Allora bisognerebbe incominciare a riflettere su quanto in realtà sia stata «avventuristica» la soluzione voluta dal Quirinale esattamente un anno fa, favorita dalla solita vocazione piratesca di Matteo Renzi, con la sostituzione per via extra-parlamentare (cioè senza nemmeno un passaggio in Parlamento per verificare la fiducia o certificare la sfiducia) del governo Conte II col governissimo Draghi I: soluzione che allora apparve a quasi tutti – con l’eccezione di questo giornale e pochi altri – la cosa più ragionevole del mondo, scritta nell’ordine delle cose (che coincideva con l’ordine di Confindustria), virtuosa per sua natura.
E che invece conteneva già in sé (per la personalizzazione estrema del comando e l’estensione abnorme della maggioranza) i semi del male che ora germoglia: l’estenuazione e la frammentazione dei partiti in crisi di leadership ma soprattutto di identità; la rissosità marginale di una maggioranza commissariata da un Capo insindacabile che si riserva sempre l’ultima parola; l’eccezionalità dell’aggregazione che non ne permette repliche…
Quella soluzione, allora applaudita in forma trasversale, non ha avvicinato la soluzione della crisi italiana. Ha contribuito per molti aspetti a incancrenirla. È probabile che da questo nuovo passaggio ne usciremo peggiori. Anche perché due incognite pesano come macigni. La prima è sanitaria. Dopo che hanno parlato le forze politiche (le cui parole però, si sa, son leggere), occorrerà aspettare che parli il virus (il cui codice comunicativo è al contrario pesantissimo): che succederà se alla metà di gennaio i contagi saliranno ancora, magari raddoppieranno come teme l’OMS, se le terapie intensive si satureranno? Come evitare che la tentazione dell’emergenza (quella vera, non quella dei DPCM) allunghi la sua ombra sul passaggio istituzionale in atto? Il secondo è politico (o meglio «etico», se il termine si potesse ancora usare senza temere i risolini di scherno degli uomini di mondo): ed è l’ipotesi di una candidatura Berlusconi.
Non dico dell’elezione, che sarebbe una catastrofe inimmaginabile. Ma anche solo della sua candidatura, che incrocerebbe la tragedia della pandemia con la farsa della politica. Se in quell’aula echeggiasse nello scrutinio il nome del pluricondannato ex presidente del Consiglio.
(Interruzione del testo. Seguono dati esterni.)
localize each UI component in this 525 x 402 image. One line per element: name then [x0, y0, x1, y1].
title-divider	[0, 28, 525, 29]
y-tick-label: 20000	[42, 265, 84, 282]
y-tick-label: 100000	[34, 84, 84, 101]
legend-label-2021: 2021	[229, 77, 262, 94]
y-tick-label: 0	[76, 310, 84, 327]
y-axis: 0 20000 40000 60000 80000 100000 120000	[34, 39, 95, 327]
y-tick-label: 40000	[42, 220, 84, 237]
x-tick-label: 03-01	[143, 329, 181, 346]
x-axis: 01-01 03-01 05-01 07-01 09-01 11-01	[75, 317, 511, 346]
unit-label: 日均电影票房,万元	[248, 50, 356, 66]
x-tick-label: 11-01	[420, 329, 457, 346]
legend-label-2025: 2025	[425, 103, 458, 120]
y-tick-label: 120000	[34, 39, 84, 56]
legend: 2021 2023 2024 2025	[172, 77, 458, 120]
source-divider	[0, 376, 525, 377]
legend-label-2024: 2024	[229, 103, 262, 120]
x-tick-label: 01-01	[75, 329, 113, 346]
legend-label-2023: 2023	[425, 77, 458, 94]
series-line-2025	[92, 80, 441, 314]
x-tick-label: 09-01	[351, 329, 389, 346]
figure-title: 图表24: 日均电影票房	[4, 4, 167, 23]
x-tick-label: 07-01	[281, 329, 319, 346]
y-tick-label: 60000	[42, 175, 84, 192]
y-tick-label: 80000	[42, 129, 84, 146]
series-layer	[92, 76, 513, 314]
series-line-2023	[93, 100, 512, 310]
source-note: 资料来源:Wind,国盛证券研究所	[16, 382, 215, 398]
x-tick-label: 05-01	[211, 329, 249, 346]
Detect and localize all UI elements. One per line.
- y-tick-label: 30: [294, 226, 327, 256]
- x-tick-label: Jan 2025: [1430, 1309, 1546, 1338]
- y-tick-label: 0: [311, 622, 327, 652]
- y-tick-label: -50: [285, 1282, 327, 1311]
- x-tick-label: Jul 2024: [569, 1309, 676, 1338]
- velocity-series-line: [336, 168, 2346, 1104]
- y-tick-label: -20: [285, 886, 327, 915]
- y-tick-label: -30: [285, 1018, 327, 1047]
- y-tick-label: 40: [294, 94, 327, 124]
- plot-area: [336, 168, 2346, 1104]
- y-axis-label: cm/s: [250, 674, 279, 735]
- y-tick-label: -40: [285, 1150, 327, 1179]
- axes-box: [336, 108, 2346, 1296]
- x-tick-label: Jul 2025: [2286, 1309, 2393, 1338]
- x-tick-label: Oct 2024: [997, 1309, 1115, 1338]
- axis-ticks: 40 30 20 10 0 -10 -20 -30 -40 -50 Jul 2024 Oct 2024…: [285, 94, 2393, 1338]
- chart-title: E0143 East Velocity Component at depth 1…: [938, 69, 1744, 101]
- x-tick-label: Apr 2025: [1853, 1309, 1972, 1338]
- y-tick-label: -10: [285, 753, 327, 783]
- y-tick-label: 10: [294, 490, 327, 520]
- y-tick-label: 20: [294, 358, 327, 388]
Se pur anche una parte della nostra rappresentanza parlamentare votasse un uomo che non solo è stato condannato in via definitiva, ma che ha ancora processi in corso, per conferirgli la più alta carica dello Stato (quella che comporterebbe la presidenza del CSM e la guida della magistratura), l’immagine stessa dell’Italia cadrebbe in un fango indelebile. Costituirebbe, diciamocelo – diciamolo! – davvero un punto di non ritorno.
Sarebbe bene che chi ha mantenuto un brandello di lume della ragione si risvegliasse dal torpore. Che i vari Letta e Conte la smettessero di far melina (cosa va bisbigliando il primo con la Meloni? Cosa va riconoscendo il secondo a Berlusconi?). E prendessero atto del pericolo, parlando per una volta con chiarezza, perché un’eventuale candidatura Berlusconi non è «divisiva», come vanno dicendo. È distruttiva. Per il Paese intero.